Bugün İstanbul’a geldim. Yirmi iki gündür evimden uzaktaymışım. En son şu an oturduğum koltuktan bu yoga günlüğünü yazdığımda ikinci turun 15. günündeymişiz. Heyhat! Eve girer girmez yüzüme ağır, beklemiş, evin her yerine yayılmış bir sıcak dalgası çarptı. Camları açtım. Mutfak yine hayvan mezarlığına dönmüş, benim meşhur minik sinekler, ve evin içine girme talihsizliğinde bulunan diğer kanatlı mahlukların cesetleri mutfak karolarının üstünde.. Çiçeklere çarptı gözüm. Çiçeklerim! Yanmışlar sıcaktan. Orkidenin tek kalan çiçeği hâlâ üzerinde ama iyi değil belli, beti benzi atmış. Bir cins antoryum çiçeği olduğunu şu an size yazmak üzere aratıp öğrendiğim diğer çiçeğimin durumu ise kritik. Zaten son zamanlarda pek iyi değildi, korkarım buradan döndüremeyeceğiz onu hayata. Kötü hissettim onları öyle görünce, bir çiçeğe bile bakamıyorsun diye parmak salladı içimdeki ses. (Söylemediklerimi siz doldurun hanımlar.) Oradan zihnim hemen Gökay’a çiçekleri sulamadığı için sinirlenerek bir çıkış yolu aradı ama o fikre de o kadar tutunamadım ki hemen kendime kızmaya geri döndüm. Adam napsın, eve 6 saatliğine filan uğradı iki iş arası.
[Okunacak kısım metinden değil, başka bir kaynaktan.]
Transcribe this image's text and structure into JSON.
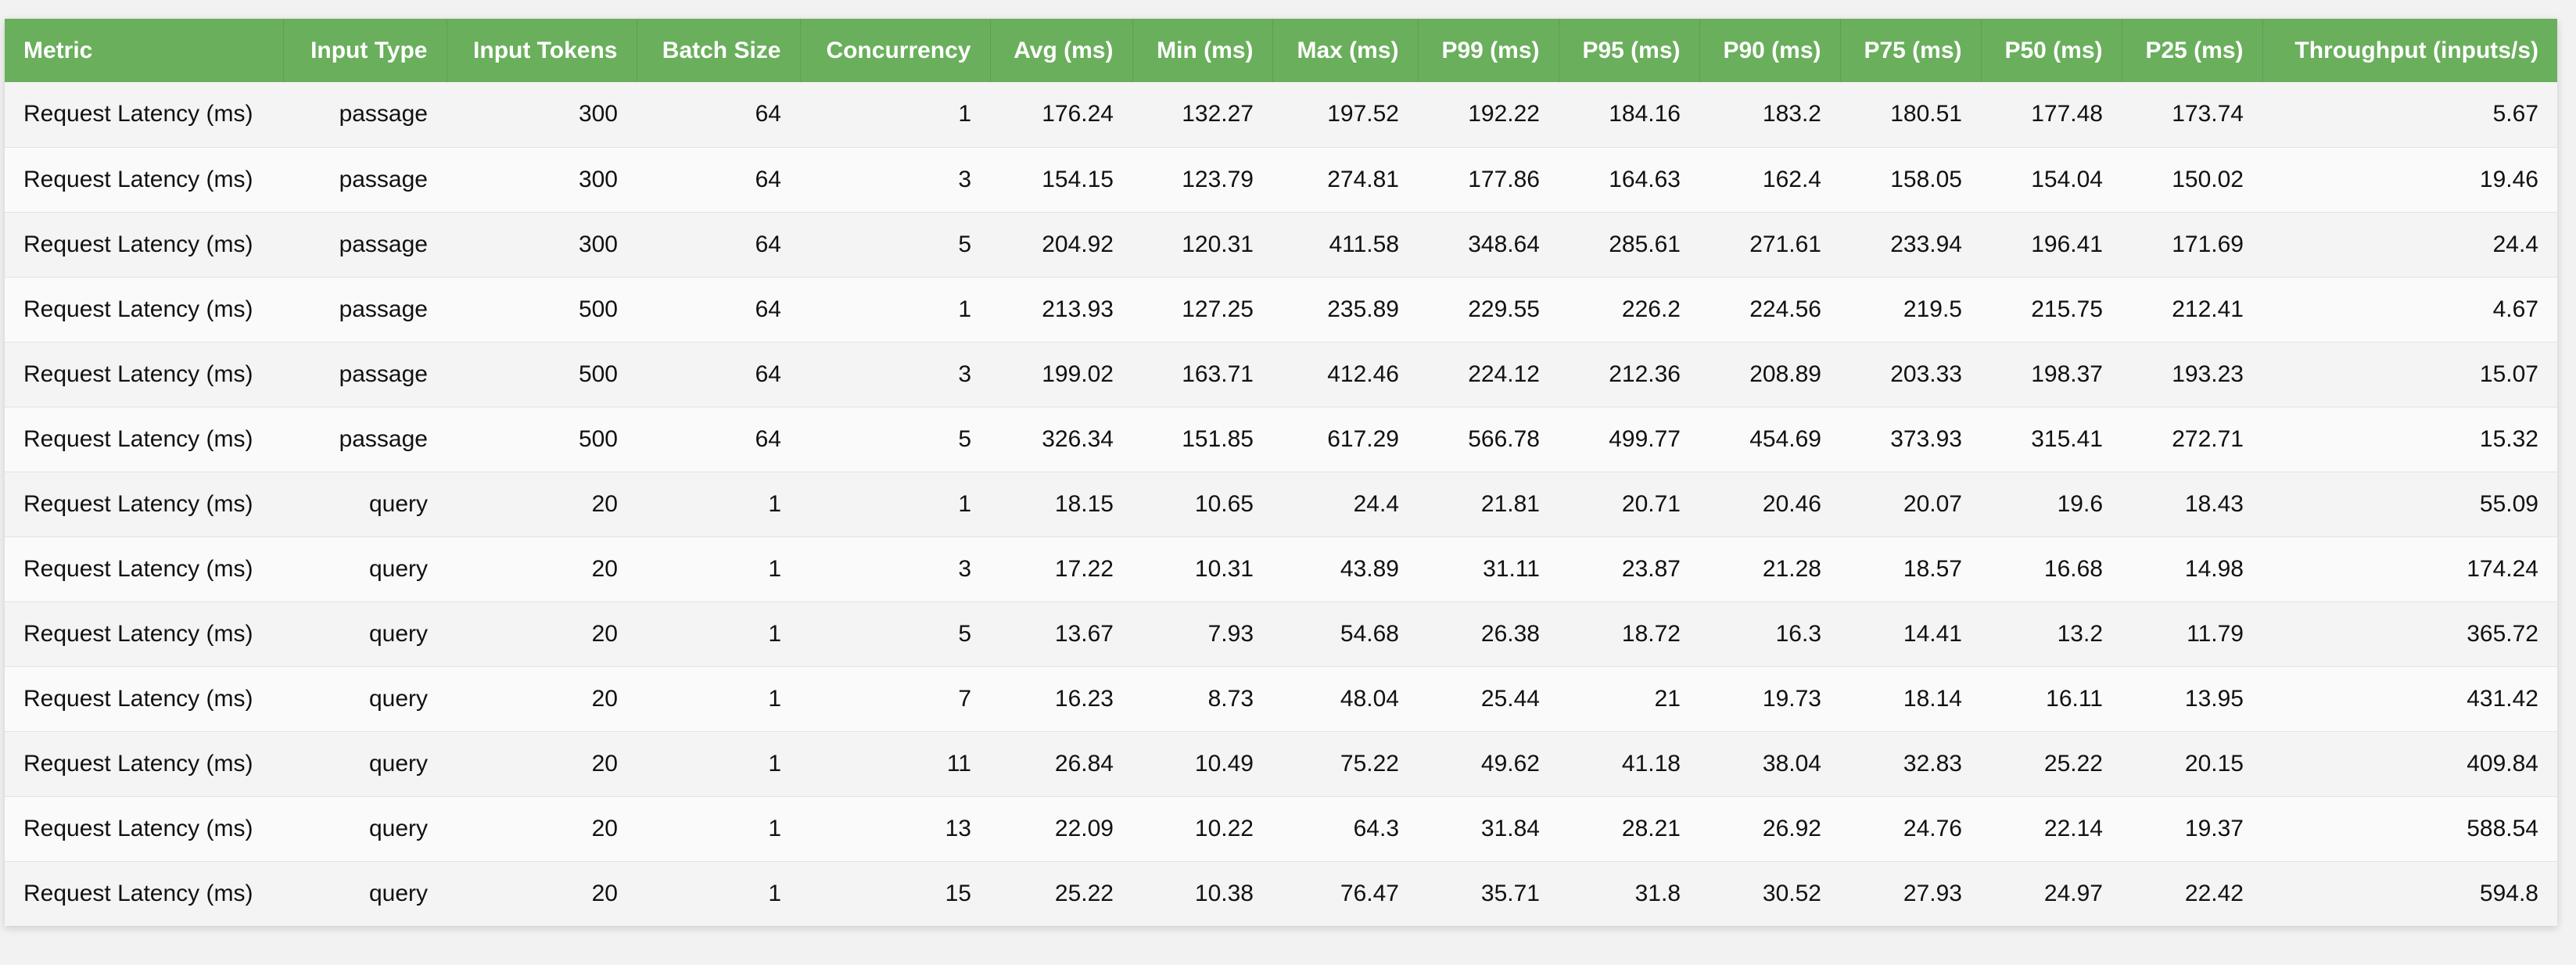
{
  "table": {
    "columns": [
      "Metric",
      "Input Type",
      "Input Tokens",
      "Batch Size",
      "Concurrency",
      "Avg (ms)",
      "Min (ms)",
      "Max (ms)",
      "P99 (ms)",
      "P95 (ms)",
      "P90 (ms)",
      "P75 (ms)",
      "P50 (ms)",
      "P25 (ms)",
      "Throughput (inputs/s)"
    ],
    "rows": [
      [
        "Request Latency (ms)",
        "passage",
        "300",
        "64",
        "1",
        "176.24",
        "132.27",
        "197.52",
        "192.22",
        "184.16",
        "183.2",
        "180.51",
        "177.48",
        "173.74",
        "5.67"
      ],
      [
        "Request Latency (ms)",
        "passage",
        "300",
        "64",
        "3",
        "154.15",
        "123.79",
        "274.81",
        "177.86",
        "164.63",
        "162.4",
        "158.05",
        "154.04",
        "150.02",
        "19.46"
      ],
      [
        "Request Latency (ms)",
        "passage",
        "300",
        "64",
        "5",
        "204.92",
        "120.31",
        "411.58",
        "348.64",
        "285.61",
        "271.61",
        "233.94",
        "196.41",
        "171.69",
        "24.4"
      ],
      [
        "Request Latency (ms)",
        "passage",
        "500",
        "64",
        "1",
        "213.93",
        "127.25",
        "235.89",
        "229.55",
        "226.2",
        "224.56",
        "219.5",
        "215.75",
        "212.41",
        "4.67"
      ],
      [
        "Request Latency (ms)",
        "passage",
        "500",
        "64",
        "3",
        "199.02",
        "163.71",
        "412.46",
        "224.12",
        "212.36",
        "208.89",
        "203.33",
        "198.37",
        "193.23",
        "15.07"
      ],
      [
        "Request Latency (ms)",
        "passage",
        "500",
        "64",
        "5",
        "326.34",
        "151.85",
        "617.29",
        "566.78",
        "499.77",
        "454.69",
        "373.93",
        "315.41",
        "272.71",
        "15.32"
      ],
      [
        "Request Latency (ms)",
        "query",
        "20",
        "1",
        "1",
        "18.15",
        "10.65",
        "24.4",
        "21.81",
        "20.71",
        "20.46",
        "20.07",
        "19.6",
        "18.43",
        "55.09"
      ],
      [
        "Request Latency (ms)",
        "query",
        "20",
        "1",
        "3",
        "17.22",
        "10.31",
        "43.89",
        "31.11",
        "23.87",
        "21.28",
        "18.57",
        "16.68",
        "14.98",
        "174.24"
      ],
      [
        "Request Latency (ms)",
        "query",
        "20",
        "1",
        "5",
        "13.67",
        "7.93",
        "54.68",
        "26.38",
        "18.72",
        "16.3",
        "14.41",
        "13.2",
        "11.79",
        "365.72"
      ],
      [
        "Request Latency (ms)",
        "query",
        "20",
        "1",
        "7",
        "16.23",
        "8.73",
        "48.04",
        "25.44",
        "21",
        "19.73",
        "18.14",
        "16.11",
        "13.95",
        "431.42"
      ],
      [
        "Request Latency (ms)",
        "query",
        "20",
        "1",
        "11",
        "26.84",
        "10.49",
        "75.22",
        "49.62",
        "41.18",
        "38.04",
        "32.83",
        "25.22",
        "20.15",
        "409.84"
      ],
      [
        "Request Latency (ms)",
        "query",
        "20",
        "1",
        "13",
        "22.09",
        "10.22",
        "64.3",
        "31.84",
        "28.21",
        "26.92",
        "24.76",
        "22.14",
        "19.37",
        "588.54"
      ],
      [
        "Request Latency (ms)",
        "query",
        "20",
        "1",
        "15",
        "25.22",
        "10.38",
        "76.47",
        "35.71",
        "31.8",
        "30.52",
        "27.93",
        "24.97",
        "22.42",
        "594.8"
      ]
    ]
  },
  "colors": {
    "header_bg": "#6aaf5c",
    "header_text": "#ffffff",
    "row_odd": "#f4f4f4",
    "row_even": "#fafafa"
  }
}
Son dönemde yanan ve iade edilemeyen uçak biletlerimin bolluğundan, kalçam sebebiyle zoraki tatilimi uzatmaya karar verdiğimde bu Çarşamba’ya aldığım uçak biletini ne olur ne olmaz diye esnek bilet olarak almıştım. Hayatımın ilk esnek biletidir. İyi ki de öyle yapmışım. Çünkü yine planlar değişti, babam da İstanbul’a gelmeye karar verdi. İşime de geldi doğrusu, o kadar şeyi çekerek veya sırtlanarak hiç mi hiç taşımak istemiyordum havaalanlarında. Atladık bu sabah 6’da arabaya, güneş kızıl pembe bir top gibi dağların yamacını ısırarak doğuyordu. Yollar bomboştu, 8 saatte evdeydik. Uçakla gelsem zaten bir saat önce evden çık, bir saat önce limanda ol, bir saat uç, bir saat kafadan rötar, yarım saat bavul bekle, otobüse veya taksiye bin çık, trafikte takıl, eziyet çek, vs. derken zaten en erken 6 saatte filan gelebilirdim eve. Mis gibi de oldu doğrusu. 22 günlük İstanbul yokluğundan sonra yaşanacağı yüzde yüz olan bir Sabiha Gökçen şoku/kaosu/travması yaşanmadı böylelikle.

Ama şimdi gözlerim kapanıyor sangha. Buna karşı koymayacağım sanırım. Yarın sabah ikinci prelüd ile yogamı eteğimde ziller kafamda mehter marşları ve karnımda kelebekler ile karşılayacağımı umuyorum. Belki ben de Fatma’nın yazdığı gibi “Dün hayalini kurduğum pratik değildi bu sabah yaptığım. Ama dünkü hayal, bu sabahki gerçek” diye yazarım size yarın. Kim bilir?